So already, July has less than twelve hours left. I'm not wishing it away, but I am aware that it's slipping away. And I'm wondering about August: will we in Massachusetts finally get some of the rain we so desperately need?
A couple of weeks ago while I was walking my usual salt marsh route on a hot but not oppressively hot mid-day, I saw a deer gingerly sipping the marsh's brackish water. That deer must have been really thirsty, I thought to myself. A beautiful animal, but not a beautiful sight.*
Meanwhile, I've been in a writing drought--thankfully, not the kind of drought that has dire consequences for the world.
Meanwhile, I've been in a writing drought--thankfully, not the kind of drought that has dire consequences for the world.
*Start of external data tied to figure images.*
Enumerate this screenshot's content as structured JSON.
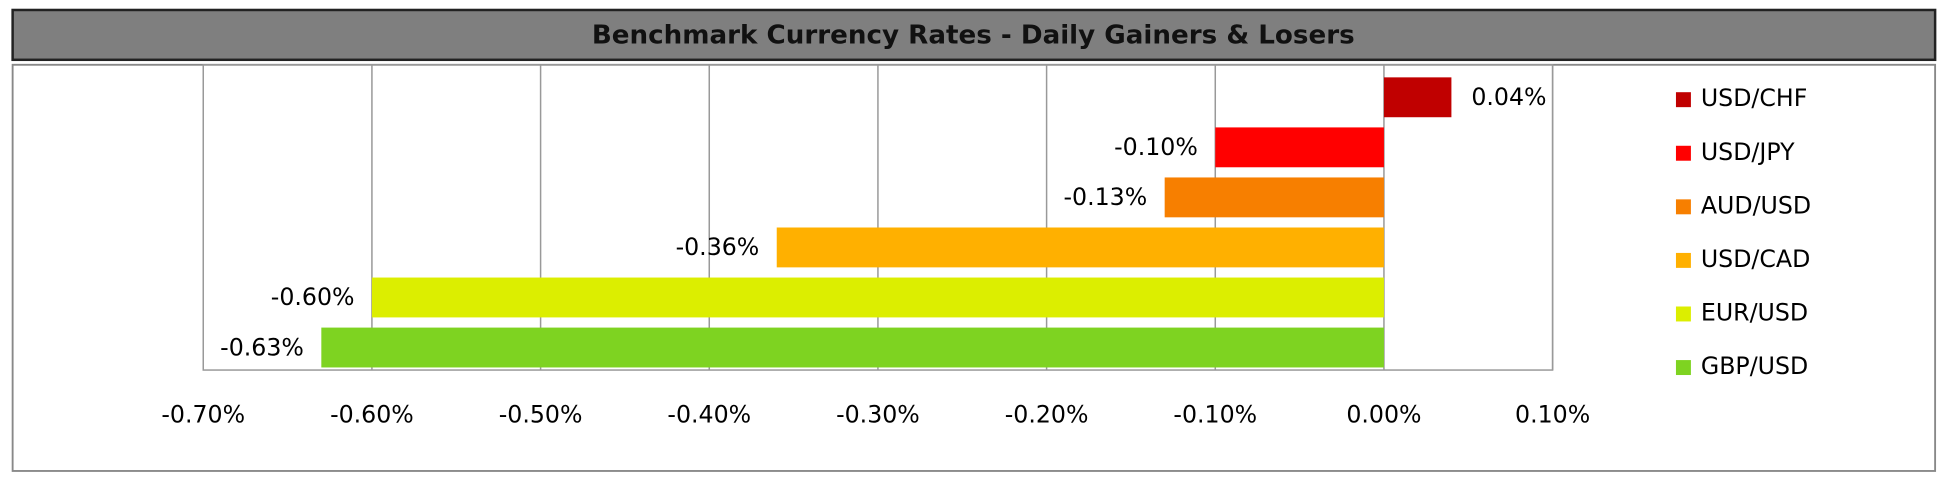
{
  "chart_data": {
    "type": "bar",
    "orientation": "horizontal",
    "title": "Benchmark Currency Rates - Daily Gainers & Losers",
    "categories": [
      "USD/CHF",
      "USD/JPY",
      "AUD/USD",
      "USD/CAD",
      "EUR/USD",
      "GBP/USD"
    ],
    "values": [
      0.04,
      -0.1,
      -0.13,
      -0.36,
      -0.6,
      -0.63
    ],
    "value_labels": [
      "0.04%",
      "-0.10%",
      "-0.13%",
      "-0.36%",
      "-0.60%",
      "-0.63%"
    ],
    "colors": [
      "#c00000",
      "#ff0000",
      "#f77f00",
      "#ffb000",
      "#dcee00",
      "#7ed321"
    ],
    "xlim": [
      -0.7,
      0.1
    ],
    "xticks": [
      {
        "value": -0.7,
        "label": "-0.70%"
      },
      {
        "value": -0.6,
        "label": "-0.60%"
      },
      {
        "value": -0.5,
        "label": "-0.50%"
      },
      {
        "value": -0.4,
        "label": "-0.40%"
      },
      {
        "value": -0.3,
        "label": "-0.30%"
      },
      {
        "value": -0.2,
        "label": "-0.20%"
      },
      {
        "value": -0.1,
        "label": "-0.10%"
      },
      {
        "value": 0,
        "label": "0.00%"
      },
      {
        "value": 0.1,
        "label": "0.10%"
      }
    ],
    "grid": true,
    "legend": "right"
  }
}
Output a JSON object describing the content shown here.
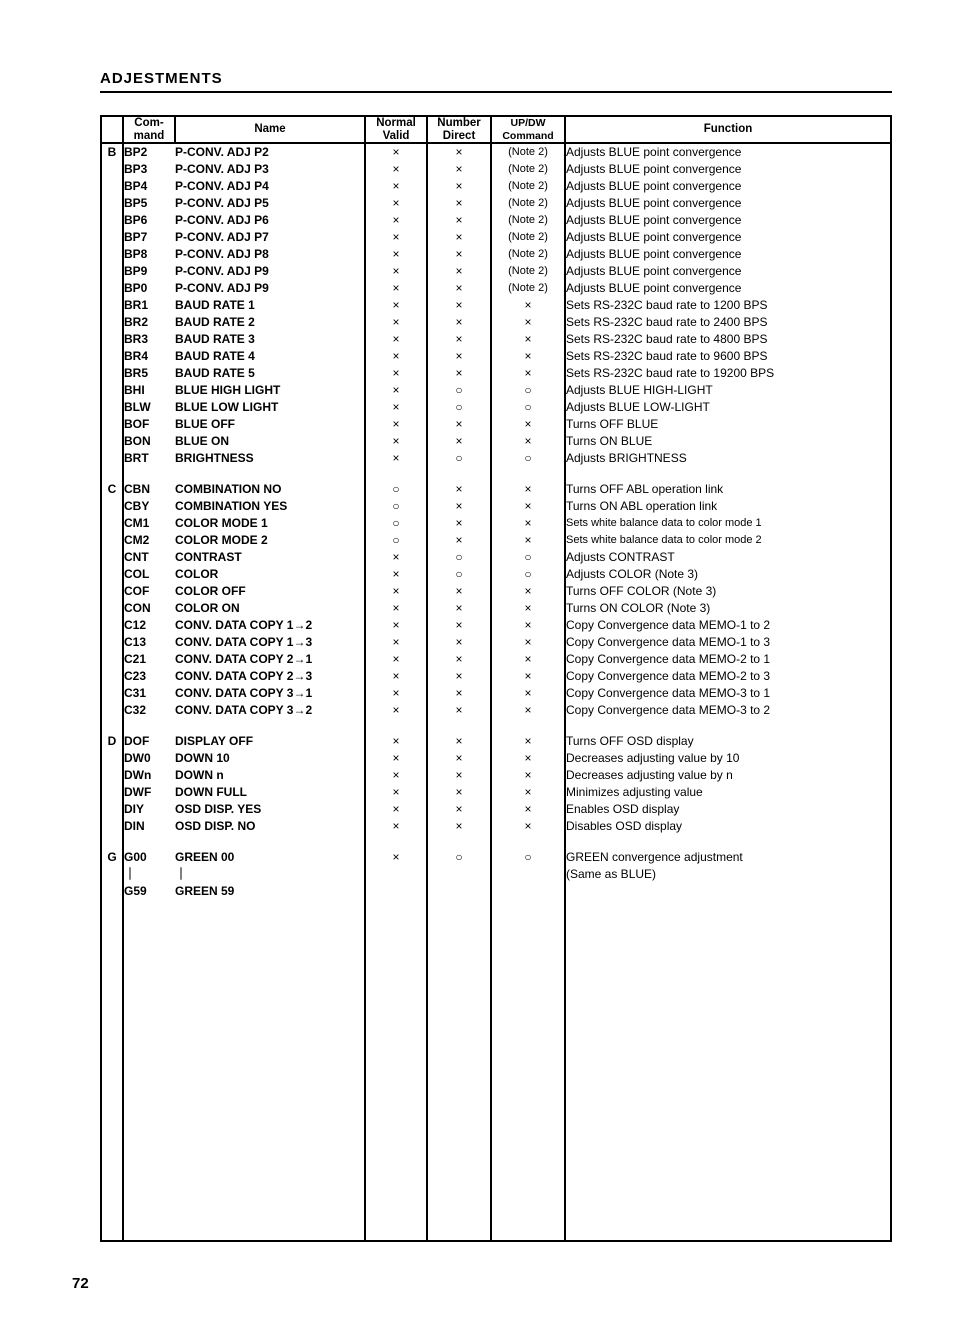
{
  "heading": "ADJESTMENTS",
  "page_number": "72",
  "columns": {
    "group": "",
    "command_l1": "Com-",
    "command_l2": "mand",
    "name": "Name",
    "normal_l1": "Normal",
    "normal_l2": "Valid",
    "number_l1": "Number",
    "number_l2": "Direct",
    "updw_l1": "UP/DW",
    "updw_l2": "Command",
    "function": "Function"
  },
  "marks": {
    "x": "×",
    "o": "○"
  },
  "groups": [
    {
      "letter": "B",
      "rows": [
        {
          "cmd": "BP2",
          "name": "P-CONV. ADJ P2",
          "nv": "×",
          "nd": "×",
          "ud": "(Note 2)",
          "fn": "Adjusts BLUE point convergence"
        },
        {
          "cmd": "BP3",
          "name": "P-CONV. ADJ P3",
          "nv": "×",
          "nd": "×",
          "ud": "(Note 2)",
          "fn": "Adjusts BLUE point convergence"
        },
        {
          "cmd": "BP4",
          "name": "P-CONV. ADJ P4",
          "nv": "×",
          "nd": "×",
          "ud": "(Note 2)",
          "fn": "Adjusts BLUE point convergence"
        },
        {
          "cmd": "BP5",
          "name": "P-CONV. ADJ P5",
          "nv": "×",
          "nd": "×",
          "ud": "(Note 2)",
          "fn": "Adjusts BLUE point convergence"
        },
        {
          "cmd": "BP6",
          "name": "P-CONV. ADJ P6",
          "nv": "×",
          "nd": "×",
          "ud": "(Note 2)",
          "fn": "Adjusts BLUE point convergence"
        },
        {
          "cmd": "BP7",
          "name": "P-CONV. ADJ P7",
          "nv": "×",
          "nd": "×",
          "ud": "(Note 2)",
          "fn": "Adjusts BLUE point convergence"
        },
        {
          "cmd": "BP8",
          "name": "P-CONV. ADJ P8",
          "nv": "×",
          "nd": "×",
          "ud": "(Note 2)",
          "fn": "Adjusts BLUE point convergence"
        },
        {
          "cmd": "BP9",
          "name": "P-CONV. ADJ P9",
          "nv": "×",
          "nd": "×",
          "ud": "(Note 2)",
          "fn": "Adjusts BLUE point convergence"
        },
        {
          "cmd": "BP0",
          "name": "P-CONV. ADJ P9",
          "nv": "×",
          "nd": "×",
          "ud": "(Note 2)",
          "fn": "Adjusts BLUE point convergence"
        },
        {
          "cmd": "BR1",
          "name": "BAUD RATE 1",
          "nv": "×",
          "nd": "×",
          "ud": "×",
          "fn": "Sets RS-232C baud rate to 1200 BPS"
        },
        {
          "cmd": "BR2",
          "name": "BAUD RATE 2",
          "nv": "×",
          "nd": "×",
          "ud": "×",
          "fn": "Sets RS-232C baud rate to 2400 BPS"
        },
        {
          "cmd": "BR3",
          "name": "BAUD RATE 3",
          "nv": "×",
          "nd": "×",
          "ud": "×",
          "fn": "Sets RS-232C baud rate to 4800 BPS"
        },
        {
          "cmd": "BR4",
          "name": "BAUD RATE 4",
          "nv": "×",
          "nd": "×",
          "ud": "×",
          "fn": "Sets RS-232C baud rate to 9600 BPS"
        },
        {
          "cmd": "BR5",
          "name": "BAUD RATE 5",
          "nv": "×",
          "nd": "×",
          "ud": "×",
          "fn": "Sets RS-232C baud rate to 19200 BPS"
        },
        {
          "cmd": "BHI",
          "name": "BLUE HIGH LIGHT",
          "nv": "×",
          "nd": "○",
          "ud": "○",
          "fn": "Adjusts BLUE HIGH-LIGHT"
        },
        {
          "cmd": "BLW",
          "name": "BLUE LOW LIGHT",
          "nv": "×",
          "nd": "○",
          "ud": "○",
          "fn": "Adjusts BLUE LOW-LIGHT"
        },
        {
          "cmd": "BOF",
          "name": "BLUE OFF",
          "nv": "×",
          "nd": "×",
          "ud": "×",
          "fn": "Turns OFF BLUE"
        },
        {
          "cmd": "BON",
          "name": "BLUE ON",
          "nv": "×",
          "nd": "×",
          "ud": "×",
          "fn": "Turns ON BLUE"
        },
        {
          "cmd": "BRT",
          "name": "BRIGHTNESS",
          "nv": "×",
          "nd": "○",
          "ud": "○",
          "fn": "Adjusts BRIGHTNESS"
        }
      ]
    },
    {
      "letter": "C",
      "rows": [
        {
          "cmd": "CBN",
          "name": "COMBINATION NO",
          "nv": "○",
          "nd": "×",
          "ud": "×",
          "fn": "Turns OFF ABL operation link"
        },
        {
          "cmd": "CBY",
          "name": "COMBINATION YES",
          "nv": "○",
          "nd": "×",
          "ud": "×",
          "fn": "Turns ON ABL operation link"
        },
        {
          "cmd": "CM1",
          "name": "COLOR MODE 1",
          "nv": "○",
          "nd": "×",
          "ud": "×",
          "fn": "Sets white balance data to color mode 1",
          "small": true
        },
        {
          "cmd": "CM2",
          "name": "COLOR MODE 2",
          "nv": "○",
          "nd": "×",
          "ud": "×",
          "fn": "Sets white balance data to color mode 2",
          "small": true
        },
        {
          "cmd": "CNT",
          "name": "CONTRAST",
          "nv": "×",
          "nd": "○",
          "ud": "○",
          "fn": "Adjusts CONTRAST"
        },
        {
          "cmd": "COL",
          "name": "COLOR",
          "nv": "×",
          "nd": "○",
          "ud": "○",
          "fn": "Adjusts COLOR (Note 3)"
        },
        {
          "cmd": "COF",
          "name": "COLOR OFF",
          "nv": "×",
          "nd": "×",
          "ud": "×",
          "fn": "Turns OFF COLOR (Note 3)"
        },
        {
          "cmd": "CON",
          "name": "COLOR ON",
          "nv": "×",
          "nd": "×",
          "ud": "×",
          "fn": "Turns ON COLOR (Note 3)"
        },
        {
          "cmd": "C12",
          "name": "CONV. DATA COPY 1→2",
          "nv": "×",
          "nd": "×",
          "ud": "×",
          "fn": "Copy Convergence data MEMO-1 to 2"
        },
        {
          "cmd": "C13",
          "name": "CONV. DATA COPY 1→3",
          "nv": "×",
          "nd": "×",
          "ud": "×",
          "fn": "Copy Convergence data MEMO-1 to 3"
        },
        {
          "cmd": "C21",
          "name": "CONV. DATA COPY 2→1",
          "nv": "×",
          "nd": "×",
          "ud": "×",
          "fn": "Copy Convergence data MEMO-2 to 1"
        },
        {
          "cmd": "C23",
          "name": "CONV. DATA COPY 2→3",
          "nv": "×",
          "nd": "×",
          "ud": "×",
          "fn": "Copy Convergence data MEMO-2 to 3"
        },
        {
          "cmd": "C31",
          "name": "CONV. DATA COPY 3→1",
          "nv": "×",
          "nd": "×",
          "ud": "×",
          "fn": "Copy Convergence data MEMO-3 to 1"
        },
        {
          "cmd": "C32",
          "name": "CONV. DATA COPY 3→2",
          "nv": "×",
          "nd": "×",
          "ud": "×",
          "fn": "Copy Convergence data MEMO-3 to 2"
        }
      ]
    },
    {
      "letter": "D",
      "rows": [
        {
          "cmd": "DOF",
          "name": "DISPLAY OFF",
          "nv": "×",
          "nd": "×",
          "ud": "×",
          "fn": "Turns OFF OSD display"
        },
        {
          "cmd": "DW0",
          "name": "DOWN 10",
          "nv": "×",
          "nd": "×",
          "ud": "×",
          "fn": "Decreases adjusting value by 10"
        },
        {
          "cmd": "DWn",
          "name": "DOWN n",
          "nv": "×",
          "nd": "×",
          "ud": "×",
          "fn": "Decreases adjusting value by n"
        },
        {
          "cmd": "DWF",
          "name": "DOWN FULL",
          "nv": "×",
          "nd": "×",
          "ud": "×",
          "fn": "Minimizes adjusting value"
        },
        {
          "cmd": "DIY",
          "name": "OSD DISP. YES",
          "nv": "×",
          "nd": "×",
          "ud": "×",
          "fn": "Enables OSD display"
        },
        {
          "cmd": "DIN",
          "name": "OSD DISP. NO",
          "nv": "×",
          "nd": "×",
          "ud": "×",
          "fn": "Disables OSD display"
        }
      ]
    },
    {
      "letter": "G",
      "rows": [
        {
          "cmd": "G00",
          "name": "GREEN 00",
          "nv": "×",
          "nd": "○",
          "ud": "○",
          "fn": "GREEN convergence adjustment"
        },
        {
          "cmd": "｜",
          "name": "｜",
          "nv": "",
          "nd": "",
          "ud": "",
          "fn": "(Same as BLUE)"
        },
        {
          "cmd": "G59",
          "name": "GREEN 59",
          "nv": "",
          "nd": "",
          "ud": "",
          "fn": ""
        }
      ]
    }
  ]
}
I haven't been estranged from all writing: in fact, I've been reading other people's writing and really appreciating and enjoying it. Monique Roffey's The Mermaid of Black Conch, Amor Towles' The Lincoln Highway, and Ann Patchett's These Precious Days are all books that I'd recommend. All very different, and no evidence of drought to be found in any them.
As far as my own writing goes, I did start several blog posts in these last couple of months, but after poking at them so much that whatever moisture they contained drained out of them, I abandoned them. I was equally hard on two poems I began: I didn't feel so much that I was working on them as that I had taken early versions of them hostage and tormented them over a period of several weeks. Thanks to my poetry writing group's interventions, they survived. Who knows? Maybe at some point they'll thrive. My own poetic thriving has been more of an open question.
As July ends, I'm hoping and praying for a wetter August. I'm also hoping to write myself out of my personal drought. This blog, arid as it is, is a first step.
* The little research I did says deer can and do adapt to brackish water if they must, but they prefer fresh water.